Like Dungeons and Dragons and Lord of the Rings Online before it, Sony Online Entertainment’s EverQuest II will be adding free-to-play service models to its existing subscription-based economy. The two play styles will run on separate servers, with various limits imposed on players depending on which of four possible tiers (Platnium, Gold, Silver, Bronze) they wish to buy into. A new marketplace will be added for players to purchase various in-game items, but will have limits to the classes, character slots, gear levels, and maximum spells and gold.
Dubbed EverQuest II Extended, those that sign up for the free-to-play service have no options of transferring to the subscription model (excluding purchasing a disc copy of the game), but those with existing EverQuest accounts can move to Extended for a one-time $35 fee. The beta for the new version is set to launch August 17th, although current users already have access to certain previews.
“As the digital entertainment market evolves, SOE is focused on continued innovation in content delivery that best fit the needs of the growing consumer base,” said John Smedley, President of Sony Online Entertainment. “Our goal with Extended is to offer players an alternative to our current subscription program that gives them the option to choose a program that best fits their play style.”

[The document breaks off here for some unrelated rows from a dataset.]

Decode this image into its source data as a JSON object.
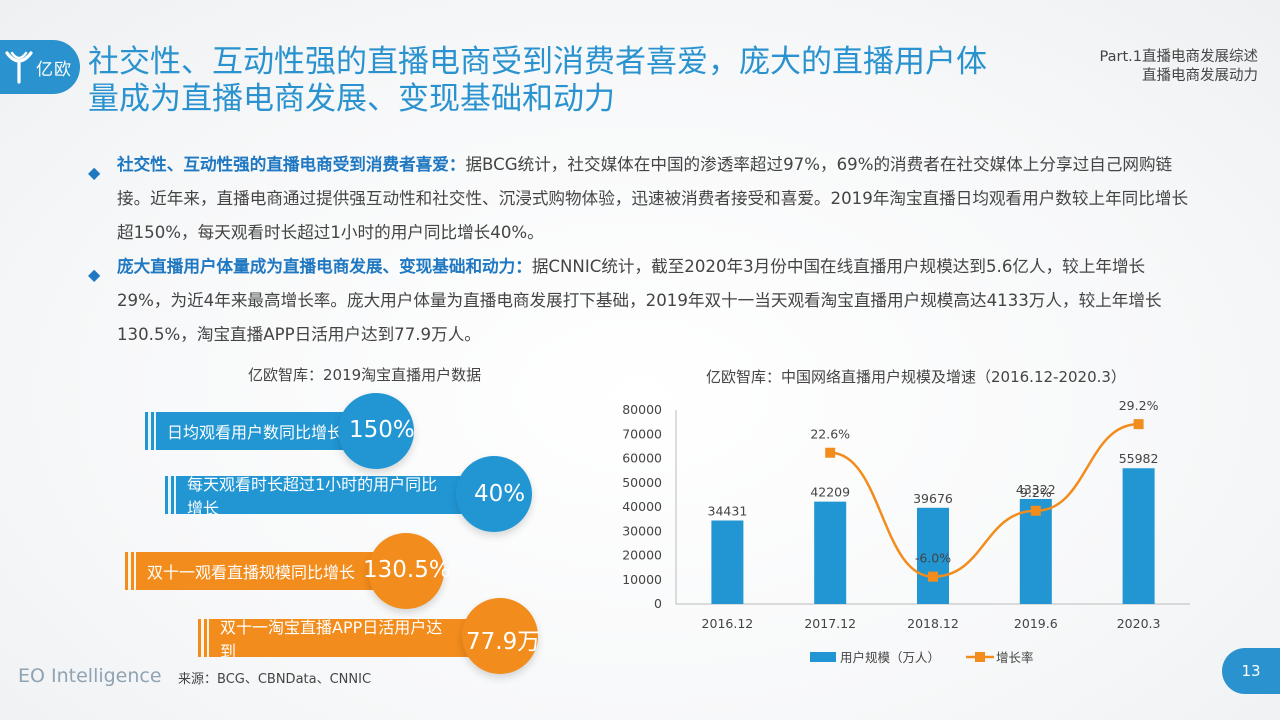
{
  "logo": {
    "text": "亿欧"
  },
  "title": "社交性、互动性强的直播电商受到消费者喜爱，庞大的直播用户体量成为直播电商发展、变现基础和动力",
  "part": {
    "line1": "Part.1直播电商发展综述",
    "line2": "直播电商发展动力"
  },
  "bullets": [
    {
      "lead": "社交性、互动性强的直播电商受到消费者喜爱：",
      "text": "据BCG统计，社交媒体在中国的渗透率超过97%，69%的消费者在社交媒体上分享过自己网购链接。近年来，直播电商通过提供强互动性和社交性、沉浸式购物体验，迅速被消费者接受和喜爱。2019年淘宝直播日均观看用户数较上年同比增长超150%，每天观看时长超过1小时的用户同比增长40%。"
    },
    {
      "lead": "庞大直播用户体量成为直播电商发展、变现基础和动力：",
      "text": "据CNNIC统计，截至2020年3月份中国在线直播用户规模达到5.6亿人，较上年增长29%，为近4年来最高增长率。庞大用户体量为直播电商发展打下基础，2019年双十一当天观看淘宝直播用户规模高达4133万人，较上年增长130.5%，淘宝直播APP日活用户达到77.9万人。"
    }
  ],
  "left_title": "亿欧智库：2019淘宝直播用户数据",
  "stats": [
    {
      "label": "日均观看用户数同比增长",
      "value": "150%",
      "color": "#2196d3"
    },
    {
      "label": "每天观看时长超过1小时的用户同比增长",
      "value": "40%",
      "color": "#2196d3"
    },
    {
      "label": "双十一观看直播规模同比增长",
      "value": "130.5%",
      "color": "#f28c1c"
    },
    {
      "label": "双十一淘宝直播APP日活用户达到",
      "value": "77.9万",
      "color": "#f28c1c"
    }
  ],
  "chart_data": {
    "type": "bar",
    "title": "亿欧智库：中国网络直播用户规模及增速（2016.12-2020.3）",
    "categories": [
      "2016.12",
      "2017.12",
      "2018.12",
      "2019.6",
      "2020.3"
    ],
    "series": [
      {
        "name": "用户规模（万人）",
        "type": "bar",
        "values": [
          34431,
          42209,
          39676,
          43322,
          55982
        ],
        "labels": [
          "34431",
          "42209",
          "39676",
          "43322",
          "55982"
        ],
        "color": "#2196d3"
      },
      {
        "name": "增长率",
        "type": "line",
        "values": [
          null,
          22.6,
          -6.0,
          9.2,
          29.2
        ],
        "labels": [
          "",
          "22.6%",
          "-6.0%",
          "9.2%",
          "29.2%"
        ],
        "color": "#f28c1c"
      }
    ],
    "ylim": [
      0,
      80000
    ],
    "yticks": [
      "0",
      "10000",
      "20000",
      "30000",
      "40000",
      "50000",
      "60000",
      "70000",
      "80000"
    ],
    "legend": "bottom",
    "grid": false
  },
  "footer": {
    "brand": "EO Intelligence",
    "source": "来源：BCG、CBNData、CNNIC"
  },
  "page_number": "13"
}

“We talked to our users a lot and some of the things that were really obvious are that they didn’t want to have stat-oriented items in the marketplace. They didn’t want people to be able to effectively buy their way to success. They wanted people to work their way up and that makes total sense – we get it,” Everquest II Producer David Georgeson told MMORPG. “So we are offering a parallel service; you can buy self-rez potions, you can buy items that have stats – they are not the best stats but they are real good. Everything is very optional. You don’t have to buy items to in order to succeed. We’re just making it, effectively, a convenience store. If you want to trade some of your money to save time, you can do that. We are setting it up as a completely separate service.”
He continued, “In effect, what we are doing is offering a gigantic trial opportunity. You can come into the game, there’s no level limits, there’s very little content lock, you can explore the world and then decide whether you want to stay in EverQuest II or not. So by going to the free-to-play service, what we are looking to do is to break that wall down. People don’t have to worry about going out and buying a box or immediately subscribing to a service. They can jump in, try it out, and realize ‘Holy God! This is way better than what I usually get in free to play,’ and then if they like it there is new opportunities for them to get further involved.”

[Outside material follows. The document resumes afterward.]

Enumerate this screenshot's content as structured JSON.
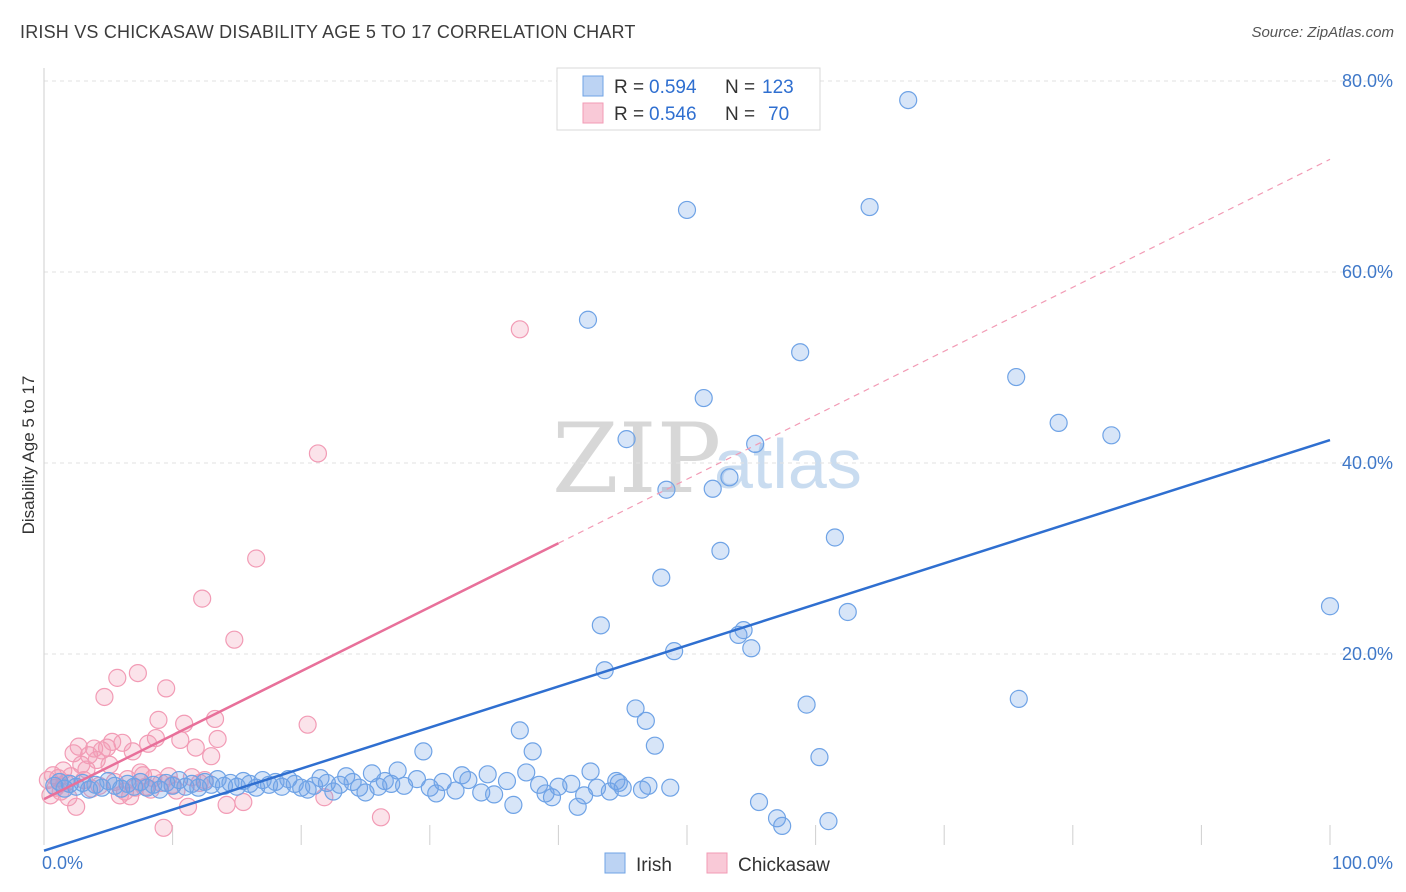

“We have a new expansion (coming out) this winter and we have a whole bunch of different things as far as the gameplay itself. We are looking at ways to make old content more attractive. As players try to get to level 90, they go through these greased paths and there is a lot of content in this game that people are not exploring so we are figuring out ways to incentivize and make that stuff more attractive so players will utilize it more,” he concluded. “We are continuing to hone all our pathways into the game; we are putting a lot of effort into class balance, and PvP, and battlegrounds – we have big plans for making the game very exciting, very fresh and really to revitalize it on fundamental levels. Of course, we are still working on expansions and new content, and new quests, and all the other stuff you would expect from us.”